One of those slivers, slicing through central New Mexico, includes my house. I live outside the basin proper, but my morning coffee is made in part with Colorado River water. Yesterday, via a dam across the Rio Grande at the north end of Albuquerque, my local water utility diverted 46.6 million gallons of water, a significant portion of which was diverted from the Colorado River Basin for use in my coffee.

This has always been the starting point for all this crazy Colorado River stuff I do, this notion that we’ve plumbed together this super-watershed and we’re now all in this together. Which is why I wrote this story in this morning’s Albuquerque Journal:

The San Juan-Chama Project, which delivers water from the mountains of southwest Colorado to central New Mexico, had the first shortfall this year in its four-decade history after three consecutive years of bad snowpack.

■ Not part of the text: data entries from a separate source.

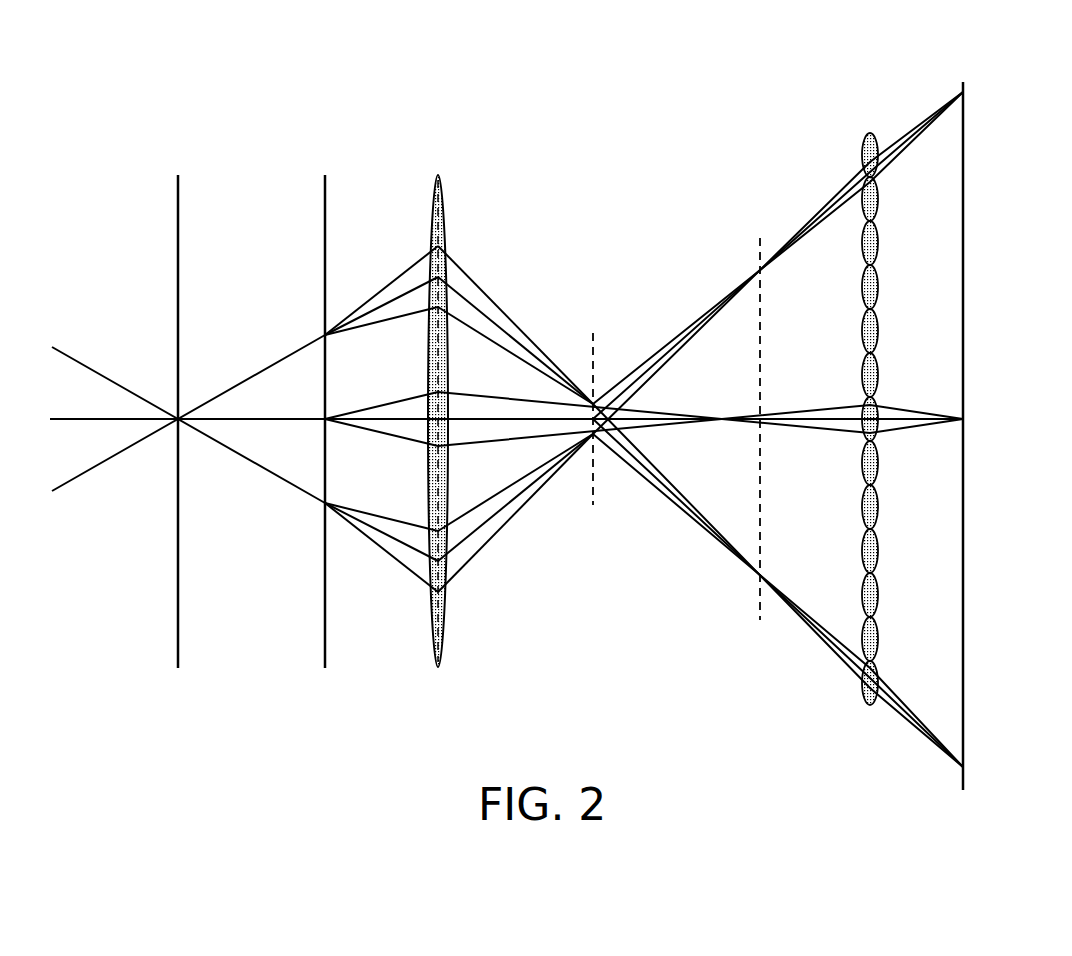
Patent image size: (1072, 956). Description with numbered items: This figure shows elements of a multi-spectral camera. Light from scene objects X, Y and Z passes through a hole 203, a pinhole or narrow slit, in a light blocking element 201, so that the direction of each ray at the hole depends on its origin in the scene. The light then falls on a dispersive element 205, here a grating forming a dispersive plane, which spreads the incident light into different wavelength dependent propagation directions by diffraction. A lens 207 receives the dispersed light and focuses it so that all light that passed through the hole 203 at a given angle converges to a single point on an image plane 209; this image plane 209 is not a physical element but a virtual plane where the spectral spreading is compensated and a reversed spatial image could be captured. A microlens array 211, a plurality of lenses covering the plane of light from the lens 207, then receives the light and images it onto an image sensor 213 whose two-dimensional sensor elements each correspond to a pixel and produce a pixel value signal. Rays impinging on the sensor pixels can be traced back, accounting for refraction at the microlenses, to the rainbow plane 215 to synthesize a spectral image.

The light blocking element 201 is at (178, 176).
The hole 203 is at (183, 408).
The dispersive element 205 is at (325, 176).
The lens 207 is at (438, 176).
The image plane 209 is at (760, 238).
The microlens array 211 is at (866, 134).
The image sensor 213 is at (966, 250).
The rainbow plane 215 is at (593, 333).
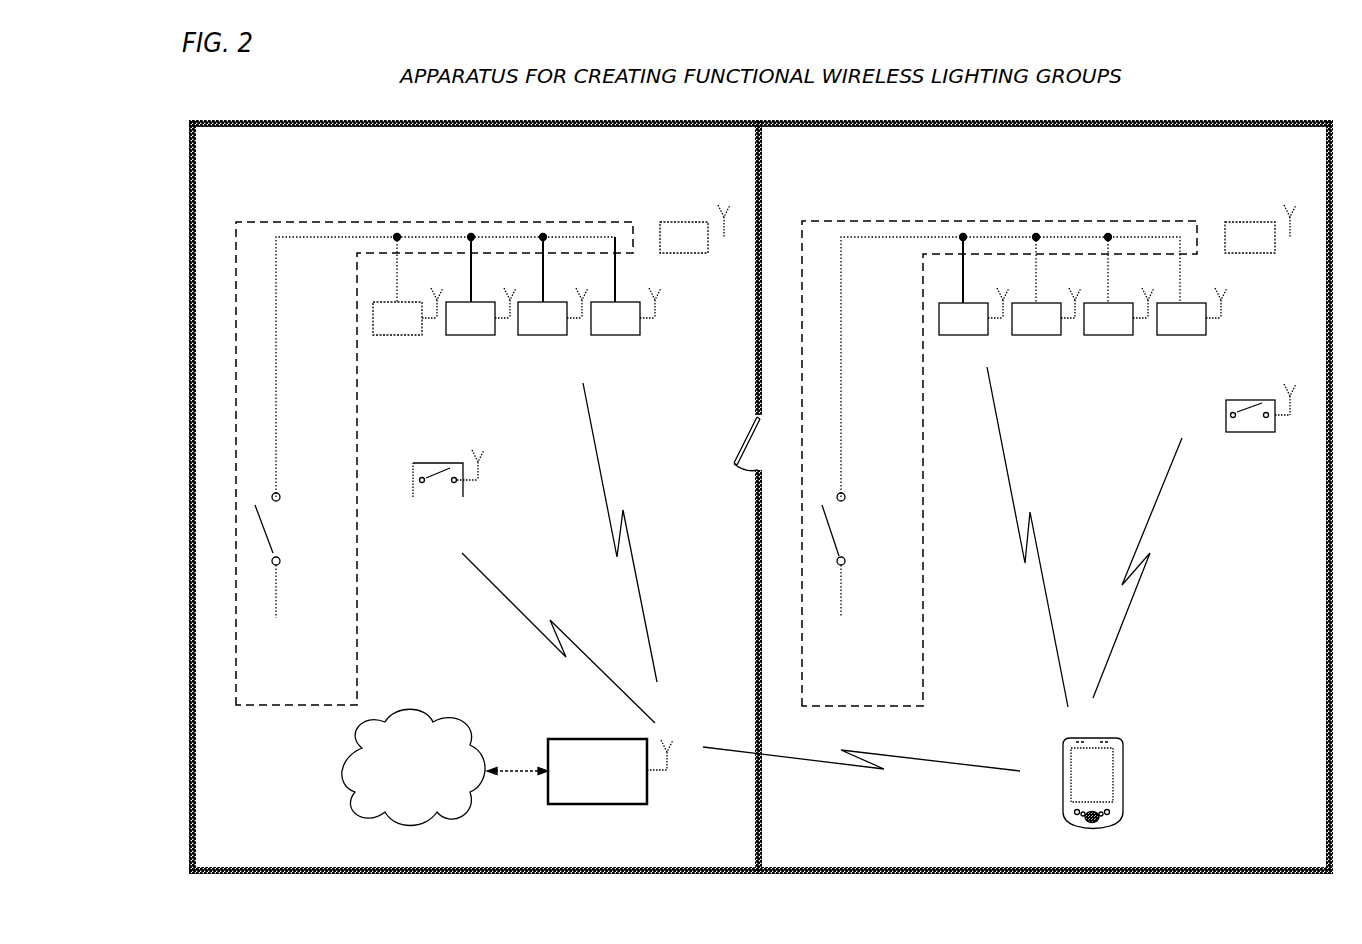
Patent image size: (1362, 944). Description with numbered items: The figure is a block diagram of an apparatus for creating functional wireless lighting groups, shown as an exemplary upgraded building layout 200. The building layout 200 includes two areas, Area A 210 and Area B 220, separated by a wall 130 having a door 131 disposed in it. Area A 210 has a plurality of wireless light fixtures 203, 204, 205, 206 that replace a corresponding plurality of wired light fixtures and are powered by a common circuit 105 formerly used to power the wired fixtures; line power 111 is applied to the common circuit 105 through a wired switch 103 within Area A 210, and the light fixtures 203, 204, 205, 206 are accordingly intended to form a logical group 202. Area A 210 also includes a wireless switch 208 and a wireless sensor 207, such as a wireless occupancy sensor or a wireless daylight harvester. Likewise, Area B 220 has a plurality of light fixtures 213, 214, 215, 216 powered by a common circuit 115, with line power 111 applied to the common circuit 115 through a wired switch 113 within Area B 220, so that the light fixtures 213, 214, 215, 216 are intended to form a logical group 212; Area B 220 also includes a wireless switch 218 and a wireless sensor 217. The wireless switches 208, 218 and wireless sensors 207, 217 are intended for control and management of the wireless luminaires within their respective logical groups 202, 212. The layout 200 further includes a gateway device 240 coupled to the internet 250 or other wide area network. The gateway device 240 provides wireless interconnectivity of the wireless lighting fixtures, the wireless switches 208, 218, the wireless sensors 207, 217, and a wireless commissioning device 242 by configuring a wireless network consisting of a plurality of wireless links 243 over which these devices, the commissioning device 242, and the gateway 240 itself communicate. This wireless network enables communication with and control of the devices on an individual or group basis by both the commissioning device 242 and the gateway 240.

The upgraded building layout 200 is at (1250, 86).
The wall 130 is at (762, 168).
The door 131 is at (747, 434).
The Area A 210 is at (433, 168).
The Area B 220 is at (1016, 168).
The common circuit 105 is at (280, 222).
The common circuit 115 is at (874, 221).
The wired switch 103 is at (294, 529).
The wired switch 113 is at (860, 530).
The line power 111 is at (558, 662).
The logical group 202 is at (676, 318).
The wireless light fixture 203 is at (386, 326).
The wireless light fixture 204 is at (459, 326).
The wireless light fixture 205 is at (531, 326).
The wireless light fixture 206 is at (604, 326).
The wireless sensor 207 is at (672, 245).
The wireless switch 208 is at (437, 497).
The logical group 212 is at (1243, 318).
The wireless light fixture 213 is at (952, 326).
The wireless light fixture 214 is at (1025, 326).
The wireless light fixture 215 is at (1097, 326).
The wireless light fixture 216 is at (1170, 326).
The wireless sensor 217 is at (1238, 245).
The wireless switch 218 is at (1250, 432).
The gateway device 240 is at (568, 768).
The wireless commissioning device 242 is at (1092, 738).
The wireless link 243 is at (526, 613).
The internet 250 is at (379, 769).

Water managers say the impact on Rio Grande Valley water operations was small, but the implications are significant – a demonstration that a supply once seen as dependable backup to a faltering Rio Grande might not be as reliable as once thought.

“It’s one of those things that was always a theoretical possibility, but nobody thought it would come to pass,” said David Gensler, water manager for the Middle Rio Grande Conservancy District, which serves farmers.

2 Comments

  1. Have your thoughts on the long-term outlook for Albuquerque’s water supply evolved? Or do you still think it’s highly likely Albuquerque will have a dependable water source even by mid century?

  2. No, my thoughts haven’t changed. It’s long been clear that shortfalls in SJC water would be part of our reality, that’s always been part of my personal long term thinking on this.